Growing up in federal housing projects and taking classes to learn English,
Tony Hwang never doubted that education was the key to success in America, just as it was in his native Taiwan. It wasn’t until he started his college career at Cornell University that he realized just how special an opportunity he had and the sacrifices that was required to make a difference.
“The admissions director brought me into his office and told me, ‘You have a responsibility to make a difference,'” Hwang said.
Hwang, 44, said his chance to make the biggest difference to the most people in his community is NOW. The Fairfield resident is the Republican nominee to challenge for the 134th District State Representative seat, which includes parts of Trumbull and Fairfield.
Hwang graduated from Cornell University with a degree in labor relations and runs a successful real estate business affiliated with (Coldwell Banker) Real Estate Company. Tony currently serves on the Fairfield Representative Town Meeting (similar to Trumbull Town Council), where he is a member of the education and recreation committee and past vice chairman of public works committee.
“For me, coming to this country and having the opportunity for a better quality of life has been a tremendous gift,” Hwang said. “Now, I want a chance to give others a chance to succeed.”
Hwang said the biggest issues he sees facing the district are TAXES and the single party control that the Democrats have in Hartford. With one party calling the shots, the taxpayers lose out.
“My parents came to this country to escape the rule of the Communist Party and (Martial Law),” he said. “Single party rule is simply bad government.”
For example, Hwang said he recently drove to Hartford to observe a special session on revising the state’s gasoline tax. At 57 cents per gallon, only 10 states tax gas more. Also, the state’s $.37 tax on diesel fuel, which fuels most commercial trucks, is the nation’s second-highest.
Attending the session, though, was an eye-opener, Hwang said.
“The session began at 10 a.m., and the speaker called a recess – soon after convening the legislative session,” Hwang said.
Leaving the gallery shortly after noon, Hwang said he overheard the legislative leadership telling their caucus members to order dinner. The session resumed after 8 p.m that evening.
Such is life in Hartford and another example of inefficiency when one party controls both the state House and Senate, he said.
Closer to home, Hwang said TAXES and unfunded state mandates would lead his agenda should he win.
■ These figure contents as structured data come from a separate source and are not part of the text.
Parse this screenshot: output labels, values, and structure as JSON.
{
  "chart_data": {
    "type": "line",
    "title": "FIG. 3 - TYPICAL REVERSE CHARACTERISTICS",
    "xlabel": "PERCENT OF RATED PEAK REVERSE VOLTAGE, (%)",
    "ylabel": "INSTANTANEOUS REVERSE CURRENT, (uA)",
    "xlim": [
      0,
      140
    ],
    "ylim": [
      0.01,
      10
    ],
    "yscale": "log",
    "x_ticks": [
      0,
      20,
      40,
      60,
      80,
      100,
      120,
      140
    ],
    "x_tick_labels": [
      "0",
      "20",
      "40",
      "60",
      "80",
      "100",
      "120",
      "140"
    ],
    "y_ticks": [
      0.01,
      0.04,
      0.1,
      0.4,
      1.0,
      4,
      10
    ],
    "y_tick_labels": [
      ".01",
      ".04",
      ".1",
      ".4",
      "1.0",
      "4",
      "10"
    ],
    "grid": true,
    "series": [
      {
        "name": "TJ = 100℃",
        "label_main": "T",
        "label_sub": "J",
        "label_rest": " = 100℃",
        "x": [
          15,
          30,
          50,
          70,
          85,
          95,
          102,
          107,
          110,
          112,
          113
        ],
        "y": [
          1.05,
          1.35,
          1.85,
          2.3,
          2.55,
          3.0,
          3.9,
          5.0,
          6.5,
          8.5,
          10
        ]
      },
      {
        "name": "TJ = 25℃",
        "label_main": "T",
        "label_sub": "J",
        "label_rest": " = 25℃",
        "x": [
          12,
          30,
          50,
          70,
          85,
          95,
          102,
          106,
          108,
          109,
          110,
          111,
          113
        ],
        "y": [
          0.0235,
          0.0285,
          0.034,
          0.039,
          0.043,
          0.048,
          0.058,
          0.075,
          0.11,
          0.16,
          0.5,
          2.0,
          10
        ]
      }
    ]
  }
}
“I have walked through the towns every day, and one thing that is clear is that people love their community, but they are SCARED,” he said. “They wonder if they are going to be able to afford to live in town and if they will be able to pay their taxes once they retire.”
The key to cutting taxes is controlling costs, particularly education costs that make up the bulk of town property taxes. State assistance in the form of Educational Cost Sharing, also tends to shift the cost of education from the cities to the suburbs.
“The ECS formula results in Fairfield getting $.05 for every dollar its residents send to Hartford,” Hwang said. “For Trumbull, it’s $.07. This is a tremendous legislative burden that more people need to be aware of.”
For the Legislature to impose such a tax burden on Trumbull residents, who already fund the Trumbull schools, is fundamentally unfair, Hwang said.
“It’s just too much government and too little accountability and transparency,” he said.
The recent trend of stagnant Grand List growth and rising property taxes is also something Hwang said he is uniquely qualified to handle.
“Owning my own real estate business at (Coldwell Banker), I talk to people looking to move into town or move out of town every day,” he said. “Most people suffer in silence, until they feel like they have been pushed against a wall, then they leave.”
To stem the flow of residents to other states, Hwang said he supports the Learn Here, Live Here legislation, which has been stalled in Hartford for two years. Under the bill, the state would divert the income taxes of college graduates into a personal savings account that the individuals could then use as a down payment when they purchased their first home.
“This gets rid of brain drain, makes buying a home more affordable and keeps these young people in the state’s economy,” Hwang said. “When they set down roots here, they build our economy. We need to have them living here, working here, because once they buy a home in another state, they never come back.”